Director: Daniel Nettheim
Writer: Alice Addison, Wain
Fimeri, Julia Leigh (novel)
Starring: Willem Dafoe,
Frances O’Connor, Sam Neill, Morgana Davies, Finn Woodlock
“The Hunter” is one of those
small independent movies that would be easy to miss if you aren’t paying
attention. It has a unique subject for a “small” film. I suppose it’s a unique
subject for any film. It involves the Tasmanian tiger, a species of animal that
was thought to have gone extinct in the 1930s. Willem Dafoe plays a hunter who
is hired by a pharmaceutical company to find one in the wild. He arrives in Tasmania
to hostility from the natives and housing conditions that are less than
promised. The family he stays with lost their father over a year earlier. It’s
rumored that he had seen a Tasmanian tiger.
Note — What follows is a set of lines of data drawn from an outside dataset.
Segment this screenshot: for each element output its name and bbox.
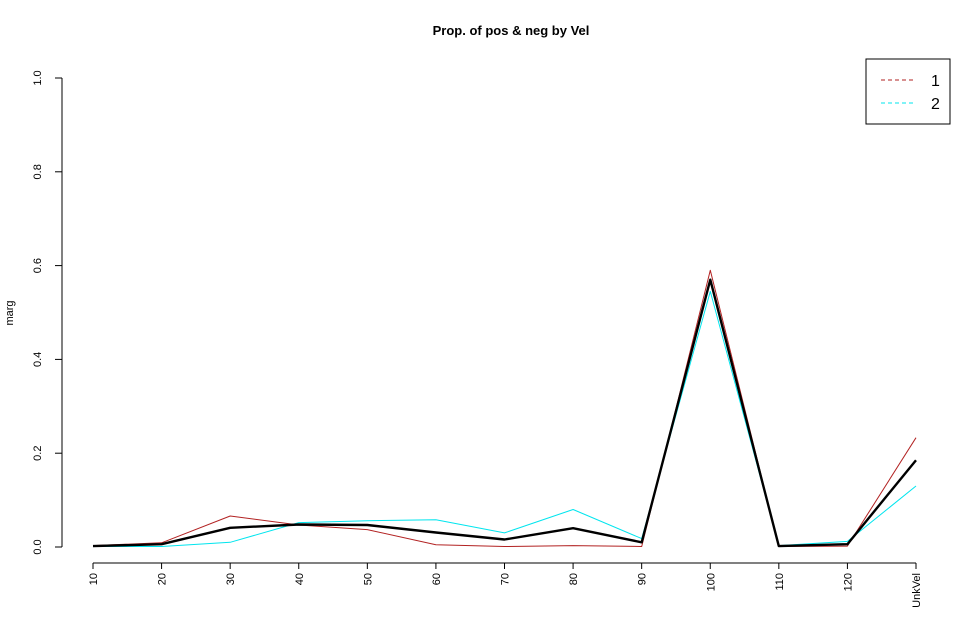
y-axis-label: marg bbox=[4, 300, 16, 325]
series-lines bbox=[92, 269, 917, 548]
y-tick-label: 0.2 bbox=[32, 446, 44, 461]
x-tick-label: 30 bbox=[225, 573, 237, 585]
legend: 12 bbox=[865, 58, 951, 125]
axes: 0.0 0.2 0.4 0.6 0.8 1.0 10 20 30 40 50 60 70 80 90 100 1… bbox=[32, 70, 923, 608]
x-tick-label: 60 bbox=[431, 573, 443, 585]
x-tick-label: 20 bbox=[157, 573, 169, 585]
x-tick-label: 40 bbox=[294, 573, 306, 585]
chart-title: Prop. of pos & neg by Vel bbox=[433, 23, 590, 38]
legend-label-2: 2 bbox=[931, 96, 940, 113]
x-tick-label: 10 bbox=[88, 573, 100, 585]
series-line-1 bbox=[92, 269, 917, 547]
y-tick-label: 0.0 bbox=[32, 539, 44, 554]
y-tick-label: 1.0 bbox=[32, 70, 44, 85]
x-tick-label: 80 bbox=[568, 573, 580, 585]
x-tick-label: 110 bbox=[774, 573, 786, 591]
x-tick-label: 100 bbox=[705, 573, 717, 591]
x-tick-label: 70 bbox=[500, 573, 512, 585]
x-tick-label: 50 bbox=[362, 573, 374, 585]
series-line-bold bbox=[92, 278, 917, 548]
x-tick-label: 90 bbox=[637, 573, 649, 585]
y-tick-label: 0.8 bbox=[32, 164, 44, 179]
x-tick-label: 120 bbox=[842, 573, 854, 591]
series-line-2 bbox=[93, 290, 917, 547]
y-tick-label: 0.4 bbox=[32, 352, 44, 367]
x-tick-label: UnkVel bbox=[911, 573, 923, 608]
y-tick-label: 0.6 bbox=[32, 258, 44, 273]
legend-label-1: 1 bbox=[931, 73, 940, 90]
legend-box bbox=[865, 58, 951, 125]
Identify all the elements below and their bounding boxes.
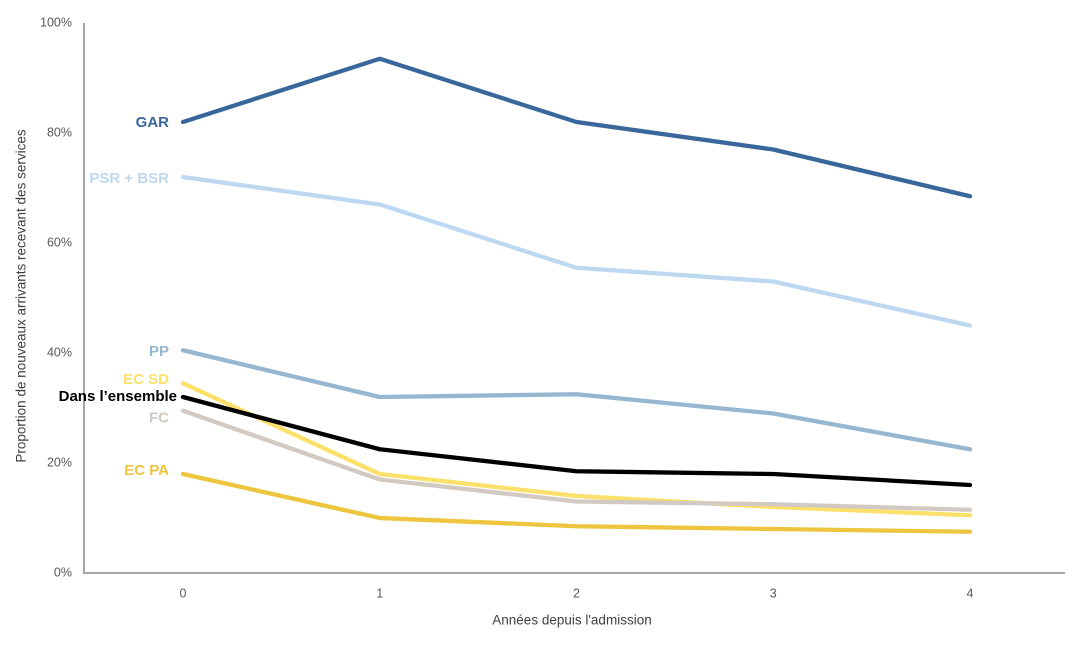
y-tick-label-3: 60% [47,235,72,249]
x-axis-title: Années depuis l'admission [492,613,651,628]
series-line-psr_bsr [180,174,973,328]
y-tick-label-5: 100% [40,15,72,29]
series-label-pp: PP [149,343,169,360]
series-layer [180,56,973,534]
series-line-ec_pa [180,471,973,534]
x-tick-label-2: 2 [573,586,580,600]
series-line-pp [180,348,973,452]
y-tick-label-1: 20% [47,455,72,469]
x-tick-label-0: 0 [180,586,187,600]
series-label-gar: GAR [136,114,170,131]
series-line-ec_sd [180,381,973,518]
series-label-ensemble: Dans l’ensemble [59,388,177,405]
series-line-fc [180,408,973,512]
x-tick-label-1: 1 [376,586,383,600]
x-tick-label-3: 3 [770,586,777,600]
y-tick-label-4: 80% [47,125,72,139]
series-label-ec_sd: EC SD [123,371,169,388]
y-tick-label-2: 40% [47,345,72,359]
ticks-layer: 0% 20% 40% 60% 80% 100% 0 1 2 3 4 [40,15,974,600]
series-line-gar [180,56,973,199]
series-line-ensemble [180,394,973,488]
series-label-psr_bsr: PSR + BSR [89,170,169,187]
y-tick-label-0: 0% [54,565,72,579]
series-label-ec_pa: EC PA [124,462,169,479]
series-label-fc: FC [149,410,169,427]
y-axis-title: Proportion de nouveaux arrivants recevan… [14,129,29,462]
x-tick-label-4: 4 [967,586,974,600]
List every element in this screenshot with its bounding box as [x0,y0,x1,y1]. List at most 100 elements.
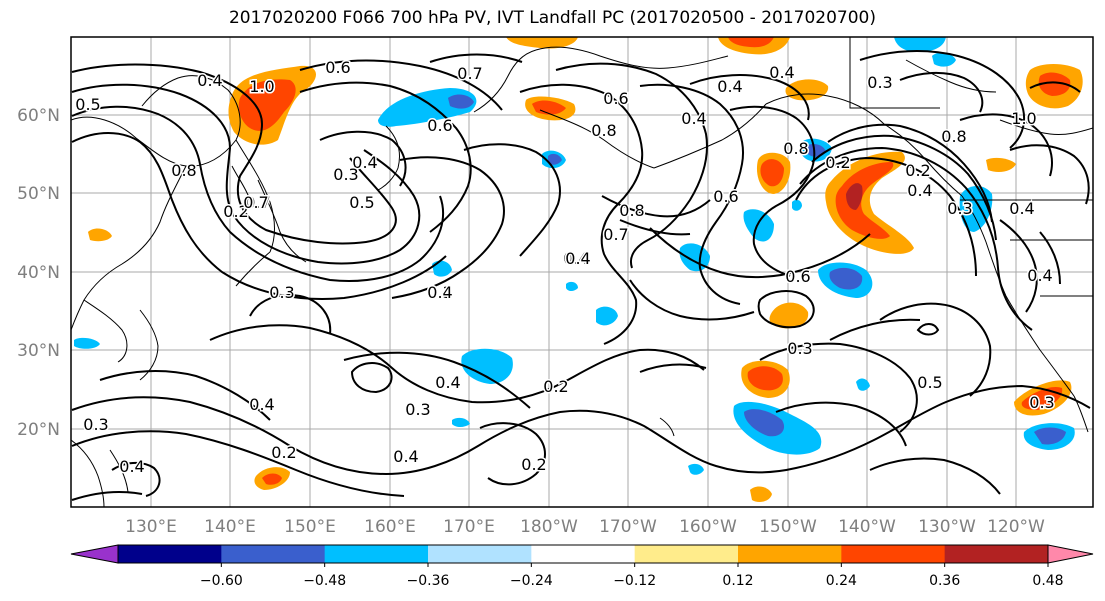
colorbar-segment [428,545,532,563]
contour-label: 0.3 [787,339,812,358]
colorbar-tick-label: 0.24 [826,573,857,589]
colorbar-segment [634,545,739,563]
positive-anomaly [506,37,578,49]
contour-label: 0.4 [681,109,706,128]
longitude-label: 180°W [520,517,578,537]
contour-label: 0.3 [867,73,892,92]
negative-anomaly [1034,427,1066,445]
latitude-label: 40°N [17,263,60,283]
positive-anomaly [262,473,282,485]
colorbar-tick-label: 0.36 [929,573,960,589]
contour-label: 0.4 [249,395,274,414]
contour-label: 0.4 [1027,266,1052,285]
positive-anomaly [846,183,863,210]
longitude-label: 150°E [284,517,336,537]
contour-label: 0.3 [1029,393,1054,412]
negative-anomaly [74,337,100,349]
negative-anomaly [596,306,618,326]
negative-anomaly [792,199,802,211]
colorbar-tick-label: −0.48 [303,573,346,589]
longitude-label: 140°E [204,517,256,537]
coastlines [71,37,1093,507]
longitude-label: 140°W [838,517,896,537]
contour-label: 0.8 [941,127,966,146]
contour-label: 1.0 [1011,109,1036,128]
negative-anomaly [894,37,946,52]
contour-label: 0.3 [83,415,108,434]
pv-contours [71,50,1091,501]
colorbar-segment [738,545,842,563]
longitude-label: 150°W [759,517,817,537]
colorbar-segment [841,545,946,563]
contour-label: 0.4 [427,283,452,302]
longitude-label: 160°W [679,517,737,537]
positive-anomaly [238,79,296,131]
contour-label: 0.4 [563,249,588,268]
positive-anomaly [728,37,774,48]
contour-label: 0.4 [1009,199,1034,218]
colorbar-segment [324,545,429,563]
colorbar-segment [221,545,326,563]
colorbar-extend-max [1047,544,1094,564]
positive-anomaly [760,159,784,187]
positive-anomaly [88,228,112,242]
contour-label: 0.4 [565,249,590,268]
contour-label: 0.8 [591,121,616,140]
contour-label: 0.7 [457,64,482,83]
negative-anomaly [688,463,704,475]
positive-anomaly [825,151,914,254]
positive-anomaly [986,157,1016,172]
colorbar-extend-min [70,544,119,564]
contour-label: 0.2 [223,202,248,221]
colorbar-frame [117,544,1049,564]
contour-label: 0.4 [393,447,418,466]
map-title: 2017020200 F066 700 hPa PV, IVT Landfall… [228,8,876,28]
positive-anomaly [532,100,566,115]
map-frame [70,36,1094,508]
negative-anomaly [461,348,513,384]
contour-label: 0.7 [603,225,628,244]
colorbar-segment [118,545,222,563]
negative-anomaly [744,409,785,437]
positive-anomaly [1038,72,1071,96]
colorbar-tick-label: −0.12 [613,573,656,589]
negative-anomaly [743,209,774,242]
colorbar: −0.60 −0.48 −0.36 −0.24 −0.12 0.12 0.24 0.36 0.4… [70,544,1094,589]
colorbar-tick-label: 0.12 [722,573,753,589]
longitude-label: 130°E [125,517,177,537]
contour-label: 0.6 [785,267,810,286]
positive-anomaly [835,162,894,239]
contour-label: 0.3 [333,165,358,184]
positive-anomaly [747,366,783,391]
contour-label: 0.8 [783,139,808,158]
longitude-label: 120°W [987,517,1045,537]
contour-label: 0.6 [325,58,350,77]
contour-label: 0.2 [543,377,568,396]
contour-label: 0.3 [269,283,294,302]
longitude-label: 160°E [364,517,416,537]
colorbar-tick-label: −0.24 [510,573,553,589]
ivt-pc-shading [74,37,1083,502]
longitude-label: 130°W [918,517,976,537]
colorbar-tick-label: −0.36 [407,573,450,589]
negative-anomaly [548,153,562,165]
positive-anomaly [769,302,809,329]
longitude-label: 170°E [443,517,495,537]
latitude-label: 20°N [17,420,60,440]
contour-label: 0.4 [717,77,742,96]
contour-label: 0.2 [825,153,850,172]
latitude-label: 30°N [17,341,60,361]
negative-anomaly [829,267,863,290]
negative-anomaly [452,417,470,427]
longitude-label: 170°W [599,517,657,537]
contour-label: 0.5 [917,373,942,392]
contour-label: 0.8 [619,201,644,220]
contour-label: 1.0 [249,77,274,96]
contour-label: 0.7 [245,193,270,212]
colorbar-segment [531,545,636,563]
negative-anomaly [932,52,956,67]
contour-label: 0.3 [947,199,972,218]
latitude-labels: 60°N 50°N 40°N 30°N 20°N [17,106,60,440]
contour-label: 0.8 [171,161,196,180]
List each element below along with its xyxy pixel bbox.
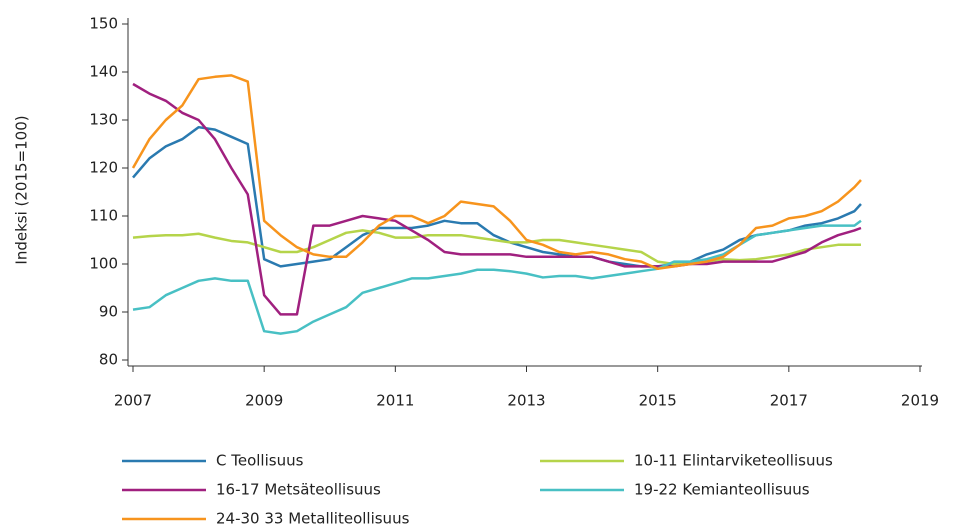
x-tick-label: 2009: [245, 392, 283, 410]
y-axis-label: Indeksi (2015=100): [13, 115, 31, 264]
y-tick-label: 120: [89, 159, 118, 177]
x-tick-label: 2015: [639, 392, 677, 410]
x-tick-label: 2007: [114, 392, 152, 410]
legend-label: C Teollisuus: [216, 452, 304, 470]
y-tick-label: 150: [89, 15, 118, 33]
legend-label: 16-17 Metsäteollisuus: [216, 481, 381, 499]
legend-label: 10-11 Elintarviketeollisuus: [634, 452, 833, 470]
x-tick-label: 2017: [770, 392, 808, 410]
y-tick-label: 90: [99, 303, 118, 321]
legend-label: 24-30 33 Metalliteollisuus: [216, 510, 410, 528]
series-line: [132, 219, 862, 335]
y-tick-label: 110: [89, 207, 118, 225]
x-tick-label: 2011: [376, 392, 414, 410]
y-tick-label: 100: [89, 255, 118, 273]
y-tick-label: 130: [89, 111, 118, 129]
x-tick-label: 2013: [507, 392, 545, 410]
legend-label: 19-22 Kemianteollisuus: [634, 481, 810, 499]
x-tick-label: 2019: [901, 392, 939, 410]
series-line: [132, 82, 862, 316]
series-line: [131, 74, 862, 271]
y-tick-label: 80: [99, 351, 118, 369]
series-line: [132, 125, 862, 268]
y-tick-label: 140: [89, 63, 118, 81]
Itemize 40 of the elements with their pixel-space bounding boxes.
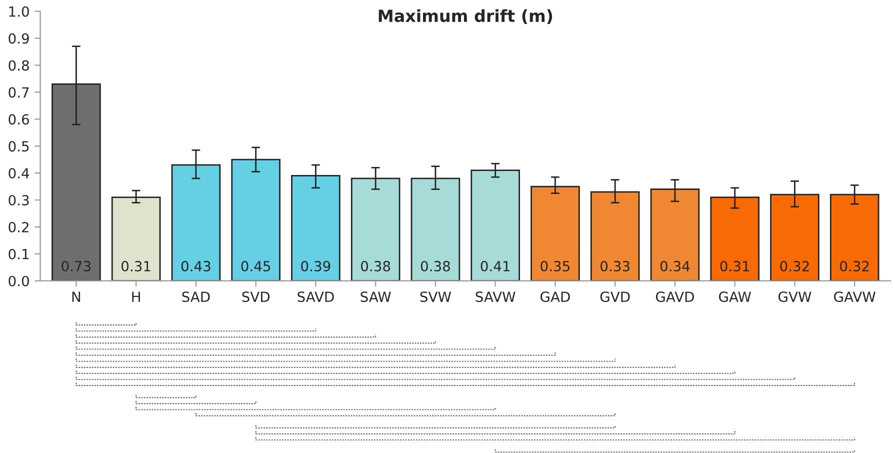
y-tick-label: 0.4: [8, 168, 30, 179]
data-label: 0.33: [600, 260, 630, 272]
data-label: 0.38: [420, 260, 450, 272]
y-tick-label: 0.2: [8, 222, 28, 232]
chart-title: Maximum drift (m): [378, 9, 552, 24]
y-tick-label: 1.0: [9, 6, 29, 17]
y-tick-label: 0.8: [8, 60, 29, 71]
y-tick-label: 0.1: [8, 248, 29, 260]
x-tick-label: GAD: [540, 292, 570, 302]
y-tick-label: 0.7: [8, 87, 29, 98]
x-tick-label: SAD: [182, 292, 210, 302]
x-tick-label: SAVW: [476, 292, 516, 302]
data-label: 0.31: [720, 260, 750, 272]
data-label: 0.34: [660, 260, 690, 272]
y-tick-label: 0.0: [8, 276, 29, 286]
x-tick-label: SVD: [242, 292, 270, 302]
data-label: 0.73: [62, 260, 91, 272]
data-label: 0.32: [780, 260, 809, 272]
data-label: 0.39: [301, 260, 330, 272]
data-label: 0.32: [840, 260, 869, 272]
x-tick-label: GVD: [600, 292, 630, 302]
x-tick-label: GAVD: [656, 292, 694, 302]
x-tick-label: H: [132, 292, 140, 302]
data-label: 0.43: [181, 260, 210, 272]
y-tick-label: 0.5: [8, 141, 29, 152]
y-tick-label: 0.6: [8, 114, 29, 125]
x-tick-label: N: [72, 292, 80, 302]
y-tick-label: 0.3: [8, 194, 29, 206]
x-tick-label: SAW: [360, 292, 391, 302]
x-tick-label: SVW: [420, 292, 452, 302]
x-tick-label: SAVD: [298, 292, 334, 302]
data-label: 0.38: [361, 260, 390, 272]
data-label: 0.41: [480, 260, 510, 272]
x-tick-label: GVW: [778, 292, 812, 302]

It took me a while to figure
out whether this movie was about the hostility of the Tasmanian people toward
foreigners, or really about the discovery of this animal that has been declared
extinct, or even some sort of corporate greed thriller. Of course, it isn’t
really about any of those things. The title tells us what it’s about, the
hunter.
This is the type of role I
love to see Dafoe in. He’s so often typed into a caricature because of his
unique looks, but the man is actually a very good actor. In this movie we see
him transform from a hard-edged mercenary into a loving, caring father figure.
Yet, he’s forced with a choice in the end that he could never make without the
cold-heart he started out with and the kinder one he ends up with. It’s a
choice like none other that I’ve seen a protagonist have to make in a film.